Dorcas Erskine

Director of Policy, Advocacy and Programmes

Every year on 25 November, we come together to celebrate the International Day for the Elimination of Violence Against Women (IDEVAW). This important day for women’s rights activists often goes relatively unnoticed by the rest of the world. But in the midst of a huge international debate on sexual abuse and harassment, could this year’s be a chance for a real conversation on the causes of violence against women? Here’s why IDEVAW is important, and why we all need to do more to tackle this pervasive problem.

Activists in New Delhi celebrate the birth of baby girls to promote gender equality
Activists in New Delhi celebrate the birth of baby girls to promote gender equality

By any measure, this is not a normal year for violence against women. After multiple survivors came forward to share their stories of sexual abuse at the hands of powerful men, it feels like the floodgates have opened. Abusers in many countries and industries are facing a reckoning, some after repeatedly targeting women – and getting away with it – for decades.

Using multiple platforms (and more recently gathering under the hashtag #metoo), women everywhere are sharing their stories. That sharing has been powerful: showing other survivors that they’re not alone, empowering others to speak out, and often finally leading to consequences for serial abusers.

Now, we need to do more than speak up, and more than listen. As Tarana Burke, the woman who originally conceived of #metoo ten years ago said recently, the conversation needs to progress. We need to move to action. 

The global scale of violence against women

We know from our work all over the world that violence against women knows no nationality. It might manifest in different ways, or be exacerbated because of a woman’s ethnicity, gender identity or socioeconomic status, but it is ever-present.

We also know exactly why this pervasive harassment happens: deep-rooted gender inequality.
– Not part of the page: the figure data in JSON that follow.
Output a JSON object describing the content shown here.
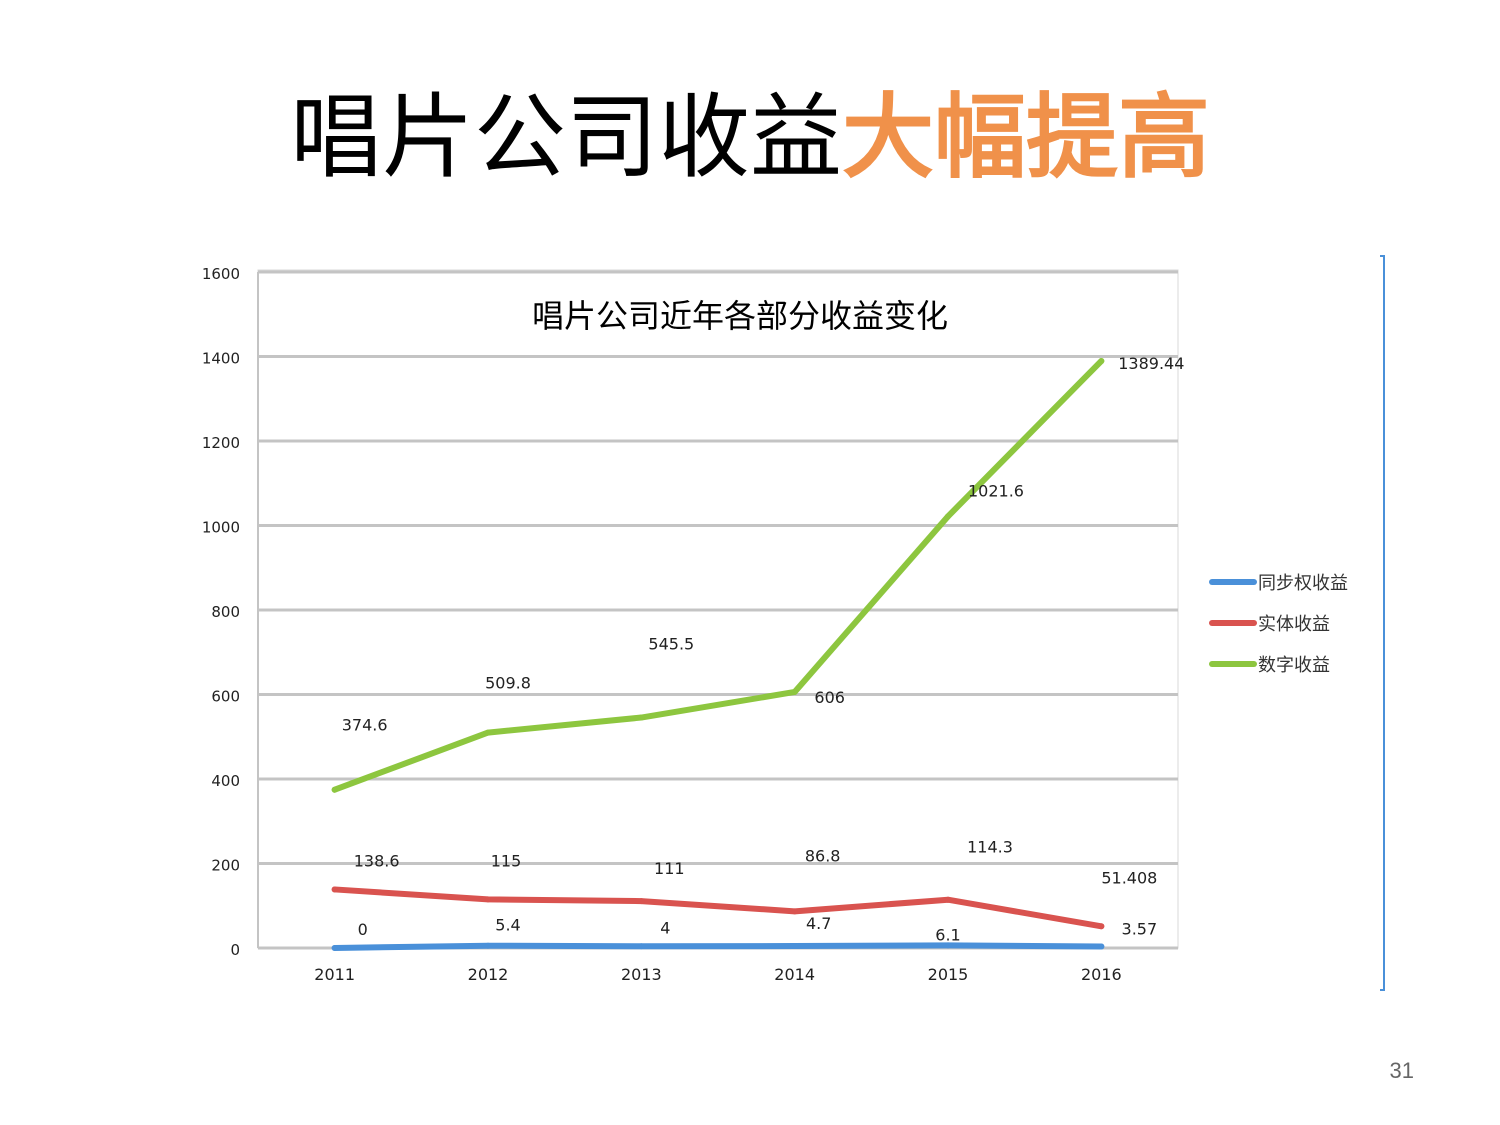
{
  "slide": {
    "title_part1": "唱片公司收益",
    "title_part2": "大幅提高",
    "title_highlight_color": "#F0914A",
    "page_number": "31"
  },
  "chart_data": {
    "type": "line",
    "title": "唱片公司近年各部分收益变化",
    "categories": [
      "2011",
      "2012",
      "2013",
      "2014",
      "2015",
      "2016"
    ],
    "ylim": [
      0,
      1600
    ],
    "yticks": [
      "0",
      "200",
      "400",
      "600",
      "800",
      "1000",
      "1200",
      "1400",
      "1600"
    ],
    "grid": true,
    "legend_position": "right",
    "series": [
      {
        "name": "同步权收益",
        "color": "#4A90D9",
        "values": [
          0,
          5.4,
          4,
          4.7,
          6.1,
          3.57
        ],
        "labels": [
          "0",
          "5.4",
          "4",
          "4.7",
          "6.1",
          "3.57"
        ]
      },
      {
        "name": "实体收益",
        "color": "#D9534F",
        "values": [
          138.6,
          115,
          111,
          86.8,
          114.3,
          51.408
        ],
        "labels": [
          "138.6",
          "115",
          "111",
          "86.8",
          "114.3",
          "51.408"
        ]
      },
      {
        "name": "数字收益",
        "color": "#8DC63F",
        "values": [
          374.6,
          509.8,
          545.5,
          606,
          1021.6,
          1389.44
        ],
        "labels": [
          "374.6",
          "509.8",
          "545.5",
          "606",
          "1021.6",
          "1389.44"
        ]
      }
    ]
  }
}
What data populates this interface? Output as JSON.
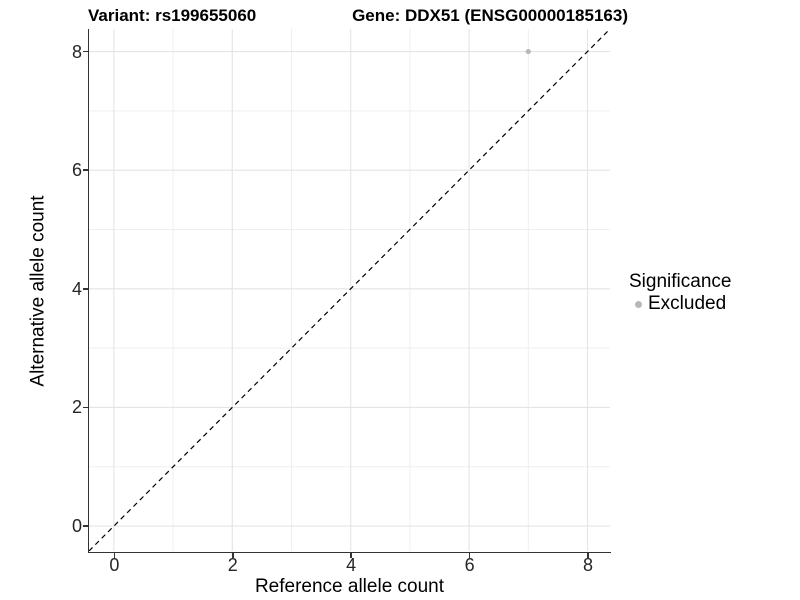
{
  "header": {
    "title_left": "Variant: rs199655060",
    "title_right": "Gene: DDX51 (ENSG00000185163)"
  },
  "chart_data": {
    "type": "scatter",
    "title": "Variant: rs199655060    Gene: DDX51 (ENSG00000185163)",
    "xlabel": "Reference allele count",
    "ylabel": "Alternative allele count",
    "xlim": [
      -0.42,
      8.38
    ],
    "ylim": [
      -0.42,
      8.38
    ],
    "x_ticks": [
      0,
      2,
      4,
      6,
      8
    ],
    "y_ticks": [
      0,
      2,
      4,
      6,
      8
    ],
    "x_minor_ticks": [
      1,
      3,
      5,
      7
    ],
    "y_minor_ticks": [
      1,
      3,
      5,
      7
    ],
    "grid": true,
    "identity_line": {
      "style": "dashed",
      "slope": 1,
      "intercept": 0,
      "color": "#000000"
    },
    "series": [
      {
        "name": "Excluded",
        "color": "#b8b8b8",
        "points": [
          {
            "x": 7,
            "y": 8
          }
        ]
      }
    ],
    "legend": {
      "title": "Significance",
      "position": "right",
      "entries": [
        {
          "label": "Excluded",
          "color": "#b8b8b8"
        }
      ]
    }
  },
  "colors": {
    "background": "#ffffff",
    "grid_major": "#e4e4e4",
    "grid_minor": "#efefef",
    "axis_line": "#333333",
    "tick_text": "#262626",
    "identity_line": "#000000",
    "point": "#b8b8b8"
  }
}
Violence against women doesn’t happen in a void – it is the sharp end of a culture that sees women as worth less, and teaches men that they are entitled to women’s bodies. It’s a reflection of damaging gender norms that cut across cultures, religions, political ideologies, socioeconomic classes and age groups.

All forms of gender-based violence are used to reinforce women’s subordination by controlling their bodies, freedom and opportunities. And all share gender inequality as a root cause.

That means that this problem can’t be tackled just by locking up high-profile abusers like Harvey Weinstein. Only by targeting the gender inequality that permits them to continue their abuse will we truly bring down violence against women.

Tackling gender inequality across continents

The good news is that women all over the world are already working to end gender inequality in their communities. In Haiti, ActionAid helped train women leaders to lead the response to 2016’s devastating Hurricane Matthew – this helps get supplies distributed better, as women are often better placed to know where the need is. But it also helps show the community that women can be leaders, breaking down the gender norms that lead to inequality and violence.

Women distribute emergency food aid in Jeremie Commune, Haiti, after Hurricane Matthew

In India, an ActionAid partner organisation holds ‘Beti Utsav’ celebrations in their community to celebrate the birth of baby girls. These celebrations are common when boys are born but, as one community worker told us, ‘when a daughter is born, it’s not even considered important to share the news’. By celebrating the birth of baby girls, our partners in India underline that women are worth just as much as men, and that families should celebrate and value their daughters.

In the USA, activists have been protesting draconian laws attacking women’s reproductive rights by dressing up as ‘handmaids’ from the ‘The Handmaid’s Tale’, a book and TV show about a misogynist dystopia in which women are property kept only for reproduction. The long-running attempts to control women’s bodies have always been a key way that the sexist culture holds women back and limits their freedoms. In the USA, as well as in countless other countries around the world, women are standing up and saying ‘Enough’.

This International Day for the Elimination of Violence Against Women

Women’s rights activists have long known that the way to bring down violence against women is to fight the pernicious, sexist beliefs that enable it in the first place. With sexual abuse so much in the news, we have a chance for a real global conversation about the deep-rooted systems that have enabled this culture of abuse for so long.